A member also must evaluate the proposed activity to determine whether the activity properly is characterized as an outside business activity or whether it should be treated as an outside securities activity subject to the requirements of Rule 3280.
Not only does the rule govern the approval of disclosed outside business activities, though, it also establishes and obligation for the broker-dealer to supervise those activities. This obligation, based on respondeat superior can then be further extended to demonstrate that FINRA brokerage firms have a general obligation to supervise their agents activities regardless of whether they are disclosed or not.
SEC Rule 206(4)-7(a)
SEC Rule 206(4)-7(a) is also analogous.
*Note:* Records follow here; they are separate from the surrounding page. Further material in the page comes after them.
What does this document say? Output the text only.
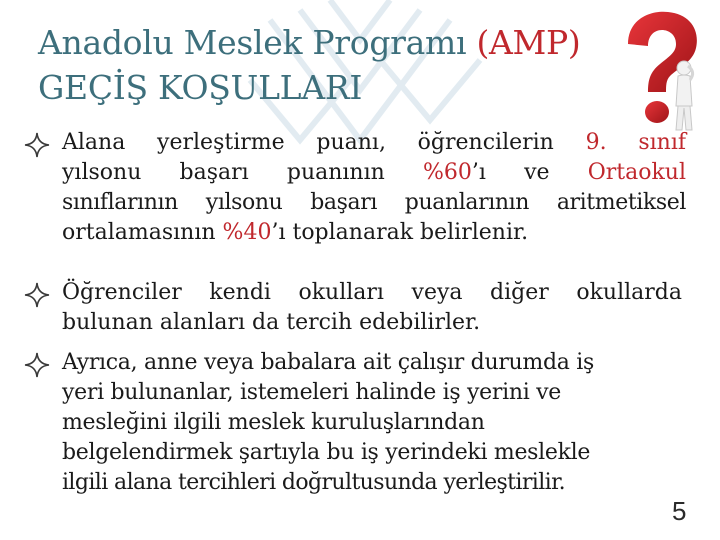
Anadolu Meslek Programı (AMP)
GEÇİŞ KOŞULLARI
Alana yerleştirme puanı, öğrencilerin 9. sınıf
yılsonu başarı puanının %60’ı ve Ortaokul
sınıflarının yılsonu başarı puanlarının aritmetiksel
ortalamasının %40’ı toplanarak belirlenir.
Öğrenciler kendi okulları veya diğer okullarda
bulunan alanları da tercih edebilirler.
Ayrıca, anne veya babalara ait çalışır durumda iş
yeri bulunanlar, istemeleri halinde iş yerini ve
mesleğini ilgili meslek kuruluşlarından
belgelendirmek şartıyla bu iş yerindeki meslekle
ilgili alana tercihleri doğrultusunda yerleştirilir.
5
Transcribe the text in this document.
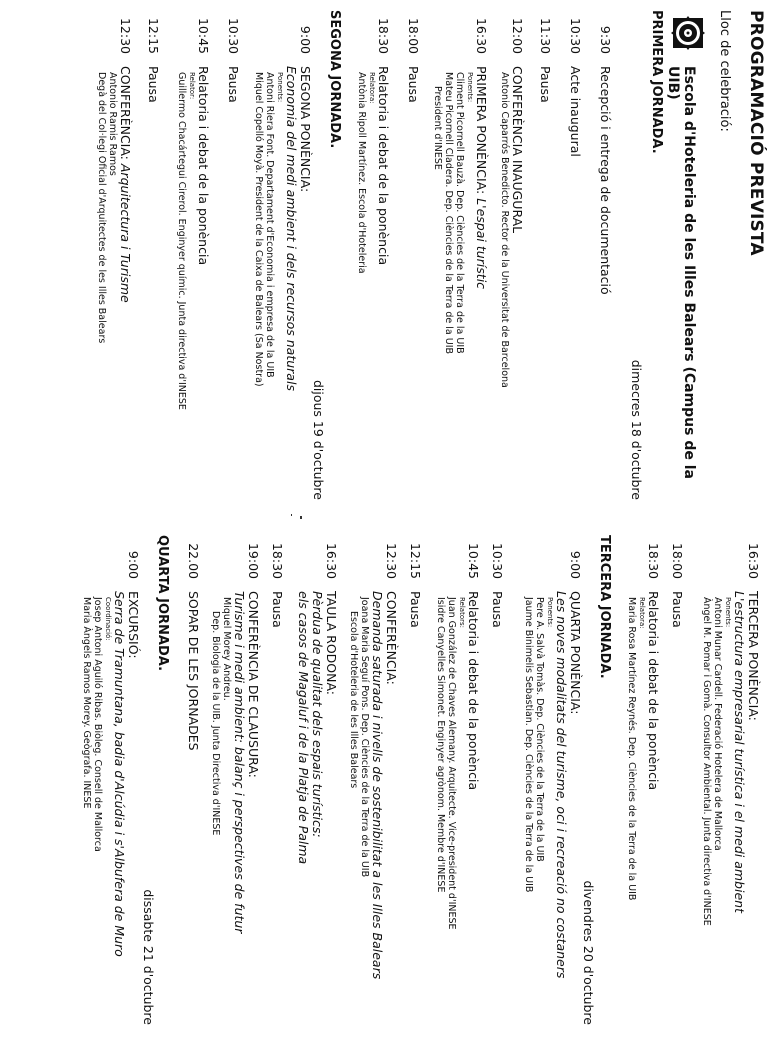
PROGRAMACIÓ PREVISTA
Lloc de celebració:
Escola d'Hoteleria de les Illes Balears (Campus de la UIB)
PRIMERA JORNADA.
dimecres 18 d'octubre
9:30
Recepció i entrega de documentació
10:30
Acte inaugural
11:30
Pausa
12:00
CONFERÈNCIA INAUGURAL
Antonio Caparrós Benedicto. Rector de la Universitat de Barcelona
16:30
PRIMERA PONÈNCIA: L'espai turístic
Ponents:
Climent Picornell Bauzà. Dep. Ciències de la Terra de la UIB
Mateu Picornell Cladera. Dep. Ciències de la Terra de la UIB
President d'INESE
18:00
Pausa
18:30
Relatoria i debat de la ponència
Relatora:
Antònia Ripoll Martínez. Escola d'Hoteleria
SEGONA JORNADA.
dijous 19 d'octubre
9:00
SEGONA PONÈNCIA:
Economia del medi ambient i dels recursos naturals
Ponents:
Antoni Riera Font. Departament d'Economia i empresa de la UIB
Miquel Copelló Moyà. President de la Caixa de Balears (Sa Nostra)
10:30
Pausa
10:45
Relatoria i debat de la ponència
Relator:
Guillermo Chacártegui Cirerol. Enginyer químic. Junta directiva d'INESE
12:15
Pausa
12:30
CONFERÈNCIA: Arquitectura i Turisme
Antonio Ramis Ramos
Degà del Col·legi Oficial d'Arquitectes de les Illes Balears
16:30
TERCERA PONÈNCIA:
L'estructura empresarial turística i el medi ambient
Ponents:
Antoni Munar Cardell. Federació Hotelera de Mallorca
Àngel M. Pomar i Gomà. Consultor Ambiental. Junta directiva d'INESE
18:00
Pausa
18:30
Relatoria i debat de la ponència
Relatora:
Maria Rosa Martínez Reynés. Dep. Ciències de la Terra de la UIB
TERCERA JORNADA.
divendres 20 d'octubre
9:00
QUARTA PONÈNCIA:
Les noves modalitats del turisme, oci i recreació no costaners
Ponents:
Pere A. Salvà Tomàs. Dep. Ciències de la Terra de la UIB
Jaume Binimelis Sebastian. Dep. Ciències de la Terra de la UIB
10:30
Pausa
10:45
Relatoria i debat de la ponència
Relators:
Juan González de Chaves Alemany. Arquitecte. Vice-president d'INESE
Isidre Canyelles Simonet. Enginyer agrònom. Membre d'INESE
12:15
Pausa
12:30
CONFERÈNCIA:
Demanda saturada i nivells de sostenibilitat a les Illes Balears
Joana Maria Seguí Pons. Dep. Ciències de la Terra de la UIB
Escola d'Hoteleria de les Illes Balears
16:30
TAULA RODONA:
Pèrdua de qualitat dels espais turístics:
els casos de Magaluf i de la Platja de Palma
18:30
Pausa
19:00
CONFERÈNCIA DE CLAUSURA:
Turisme i medi ambient: balanç i perspectives de futur
Miquel Morey Andreu.
Dep. Biologia de la UIB. Junta Directiva d'INESE
22.00
SOPAR DE LES JORNADES
QUARTA JORNADA.
dissabte 21 d'octubre
9:00
EXCURSIÓ:
Serra de Tramuntana, badia d'Alcúdia i s'Albufera de Muro
Coordinació:
Josep Antoni Aguiló Ribas. Biòleg. Consell de Mallorca
Maria Àngels Ramos Morey. Geògrafa. INESE
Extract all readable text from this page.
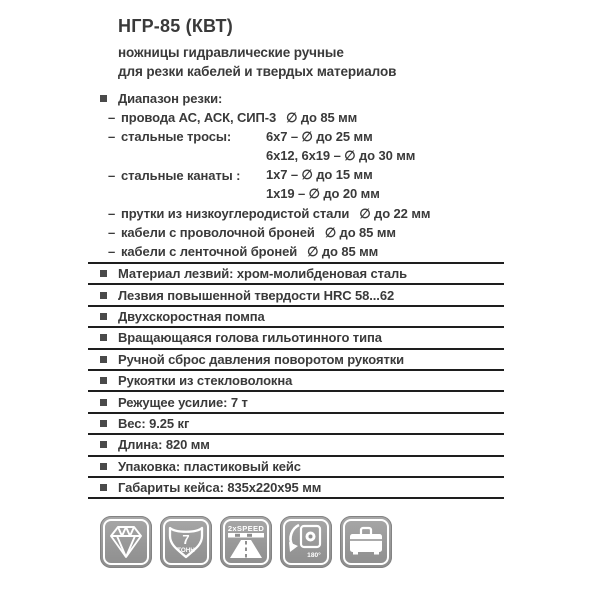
НГР-85 (КВТ)
ножницы гидравлические ручные
для резки кабелей и твердых материалов
Диапазон резки:
– провода АС, АСК, СИП-3 ∅ до 85 мм
– стальные тросы:	6х7 – ∅ до 25 мм
6х12, 6х19 – ∅ до 30 мм
– стальные канаты :	1х7 – ∅ до 15 мм
1х19 – ∅ до 20 мм
– прутки из низкоуглеродистой стали ∅ до 22 мм
– кабели с проволочной броней ∅ до 85 мм
– кабели с ленточной броней ∅ до 85 мм
Материал лезвий: хром-молибденовая сталь
Лезвия повышенной твердости HRC 58...62
Двухскоростная помпа
Вращающаяся голова гильотинного типа
Ручной сброс давления поворотом рукоятки
Рукоятки из стекловолокна
Режущее усилие: 7 т
Вес: 9.25 кг
Длина: 820 мм
Упаковка: пластиковый кейс
Габариты кейса: 835х220х95 мм
7
ТОНН
2xSPEED
180°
It says that an registered investment advisory (RIA) firm is under an obligation to have policies and procedures in place reasonably designed to prevent violation of the Act or SEC rules adopted under the Act.
This duty would therefore apply to outside business activities that could present opportunities to engage in fraudulent activity, or violations of the fiduciary duty. Accordingly, the rule does seem to require RIAs to supervise any activity that could cause a violation, which would include selling investments regardless of whether they are approved or not or disclosed or not.